Original Traceback (most recent call last):
File "/home/ckj24/protein-frame-flow/data/utils.py", line 195, in read_pkl
with open(read_path, 'rb') as handle:
FileNotFoundError: [Errno 2] No such file or directory: '/data/rsg/chemistry/jyim/projects/flow-matching/preprocessed/d2voua2.pkl'
During handling of the above exception, another exception occurred:
Traceback (most recent call last):
File "/home/ckj24/miniforge-pypy3/envs/fm/lib/python3.10/site-packages/torch/utils/data/_utils/worker.py", line 308, in _worker_loop
data = fetcher.fetch(index)
File "/home/ckj24/miniforge-pypy3/envs/fm/lib/python3.10/site-packages/torch/utils/data/_utils/fetch.py", line 51, in fetch
data = [self.dataset[idx] for idx in possibly_batched_index]
File "/home/ckj24/miniforge-pypy3/envs/fm/lib/python3.10/site-packages/torch/utils/data/_utils/fetch.py", line 51, in <listcomp>
data = [self.dataset[idx] for idx in possibly_batched_index]
File "/home/ckj24/protein-frame-flow/data/pdb_dataloader.py", line 157, in __getitem__
chain_feats = self._process_csv_row(processed_file_path)

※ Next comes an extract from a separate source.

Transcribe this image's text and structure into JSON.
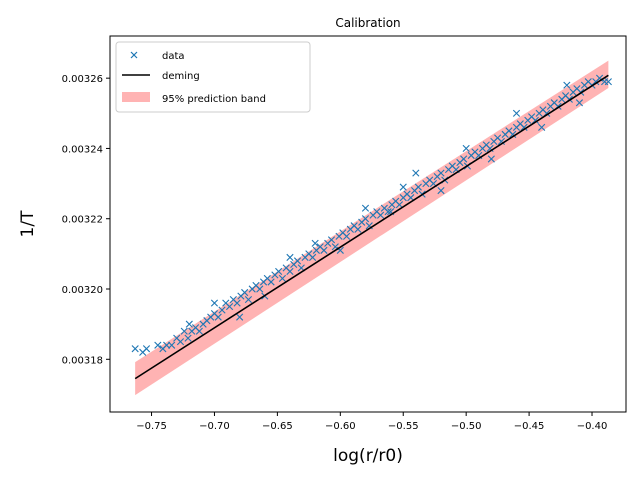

File "/home/ckj24/protein-frame-flow/data/pdb_dataloader.py", line 119, in _process_csv_row
processed_feats = du.read_pkl(processed_file_path)
File "/home/ckj24/protein-frame-flow/data/utils.py", line 200, in read_pkl
raise(e)
File "/home/ckj24/protein-frame-flow/data/utils.py", line 191, in read_pkl
with open(read_path, 'rb') as handle:
FileNotFoundError: [Errno 2] No such file or directory: '/data/rsg/chemistry/jyim/projects/flow-matching/preprocessed/d2voua2.pkl'
Here's what preprocessed/metadata.csv
looks like:
pdb_name,processed_path,raw_path,num_chains,quaternary_category,seq_len,modeled_seq_len,coil_percent,helix_percent,strand_percent,radius_gyration
d1hp1a2,/data/rsg/chemistry/jyim/projects/flow-matching/preprocessed/d1hp1a2.pkl,/data/rsg/chemistry/jyim/large_data/scope/d1hp1a2.pdb,1,homomer,328,328,0.45121951219512196,0.2682926829268293,0.2804878048780488,1.9195774410000415
d1w25a2,/data/rsg/chemistry/jyim/projects/flow-matching/preprocessed/d1w25a2.pkl,/data/rsg/chemistry/jyim/large_data/scope/d1w25a2.pdb,1,homomer,153,153,0.43137254901960786,0.4117647058823529,0.1568627450980392,1.64664663551551
...
I simply changed all the hardcoded paths to relative paths to the preprocessed data, which fixed the issue and enabled training to be run. However, the maintainers may want to fix this pesky issue in subsequent releases.
Yeah this is a bug. I plan to release code for motif-scaffolding during which I will update the datasets and metadata. Thanks for pointing this out for me to remember.